Marriage is to be a lifetime commitment and unless in the case of infidelity or abuse, divorce is not an acceptable ending to such a union. By agreeing to this contract, both parties must agree to such terms.

Physical intimacy must occur between parties a minimum of three times per week. In the case of absence, due to an emergency, work, or bodily injury, the days missed must be made up. For example, if one party has a conference that will last for one week, over the next two weeks, the parties must make up the missed interactions.

One benefit of marriage is the presence of the partner at family, social, and work gatherings. When asked by the other party to accompany them to such events, there must be acceptance and minimal complaining. Chances are the other party doesn’t want to go to it either.

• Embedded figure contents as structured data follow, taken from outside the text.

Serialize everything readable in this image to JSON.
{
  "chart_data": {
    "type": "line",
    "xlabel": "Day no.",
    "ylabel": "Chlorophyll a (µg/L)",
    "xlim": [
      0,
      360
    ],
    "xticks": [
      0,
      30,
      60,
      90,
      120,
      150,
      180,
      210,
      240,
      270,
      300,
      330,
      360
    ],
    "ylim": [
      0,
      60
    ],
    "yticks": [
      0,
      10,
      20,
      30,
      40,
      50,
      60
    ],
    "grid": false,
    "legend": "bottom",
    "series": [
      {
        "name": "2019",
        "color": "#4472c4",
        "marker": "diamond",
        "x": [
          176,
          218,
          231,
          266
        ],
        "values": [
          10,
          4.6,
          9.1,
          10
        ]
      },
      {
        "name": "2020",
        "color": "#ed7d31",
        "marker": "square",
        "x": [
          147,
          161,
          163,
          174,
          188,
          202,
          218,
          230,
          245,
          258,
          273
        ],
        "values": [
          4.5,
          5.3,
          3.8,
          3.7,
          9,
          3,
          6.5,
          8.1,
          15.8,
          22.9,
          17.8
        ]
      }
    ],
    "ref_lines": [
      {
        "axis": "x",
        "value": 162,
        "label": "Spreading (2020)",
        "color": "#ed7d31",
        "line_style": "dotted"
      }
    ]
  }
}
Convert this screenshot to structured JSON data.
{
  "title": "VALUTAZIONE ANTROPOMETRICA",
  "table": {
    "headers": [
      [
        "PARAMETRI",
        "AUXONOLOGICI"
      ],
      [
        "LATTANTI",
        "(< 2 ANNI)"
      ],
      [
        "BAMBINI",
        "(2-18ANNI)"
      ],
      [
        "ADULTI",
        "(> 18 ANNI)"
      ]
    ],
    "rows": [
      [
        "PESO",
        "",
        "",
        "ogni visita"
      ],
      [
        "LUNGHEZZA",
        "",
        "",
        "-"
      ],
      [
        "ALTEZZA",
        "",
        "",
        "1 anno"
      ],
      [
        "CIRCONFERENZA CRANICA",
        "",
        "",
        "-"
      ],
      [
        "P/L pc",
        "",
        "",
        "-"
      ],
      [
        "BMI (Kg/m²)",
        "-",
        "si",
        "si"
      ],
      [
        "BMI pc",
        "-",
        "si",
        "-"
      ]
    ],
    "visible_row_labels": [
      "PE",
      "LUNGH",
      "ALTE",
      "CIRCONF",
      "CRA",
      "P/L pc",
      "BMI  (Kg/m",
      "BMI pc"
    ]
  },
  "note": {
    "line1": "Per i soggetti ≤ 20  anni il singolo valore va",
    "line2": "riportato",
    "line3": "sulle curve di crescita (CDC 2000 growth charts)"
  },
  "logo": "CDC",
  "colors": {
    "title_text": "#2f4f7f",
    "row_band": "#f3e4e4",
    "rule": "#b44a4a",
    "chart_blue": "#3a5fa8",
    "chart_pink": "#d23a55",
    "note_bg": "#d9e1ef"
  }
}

Physical health is important in any sort of relationship. Both parties must stay in good physical shape. This does not include illness or non-preventable disease. Before entering the marriage, both parties must be fully tested for any sexually transmitted diseases, as well as have a thorough exam by a licensed health care professional.

“I have to be honest Doc, the sex rules were my favorite. I mean what guy wouldn’t want to be told that he has to have sex with a beautiful woman? She was very specific on the things this marriage would include and would not include. We had to maintain a healthy sex life, go to family and work events without argument, and even stay in good shape according to her contract.”

The more I read, the more I understood what Mel wanted. She wanted us to be together, but she needed to have the peace of mind that a legal document could bring. I knew that I was going to sign it as soon as I figured out that by doing so, I would get to marry her.

“I read the whole document, signed my name next to where she had already signed hers, and got down on one knee. If our marriage was going to be based off of a contract, I would be damned if she didn’t at least get a proposal. Well, another proposal.”

Getting down on one knee and not knowing what on earth to say other than, “Will you marry me?” I proposed to the most beautiful girl in the world. After blushing fifty shades of red, Mel agreed, and like that I was engaged to the woman of my dreams. At Starbucks.

“Like Mel said, we got married a couple of weeks later, but really that was just a formality. We had our contract and we were together for better or for worse. Doc, that is why we keep telling you that we have to make this work; that divorce is not an option. It really is not an option for us. We want to be together, the contract says that we have to be together, but we are still just humans, and we need a hell of a lot of help.”

Concluding my story, I looked over at Mel who gave me a lopsided smile. This is the part where we seem to loose people, especially marriage counselors. They think that a marriage based off of a contract is crazy, but it really just works for us. We know what we want and what we don’t want in our relationship. Most therapists leave at this point in our story, and I wouldn’t be surprised if the man looking back at me was any different.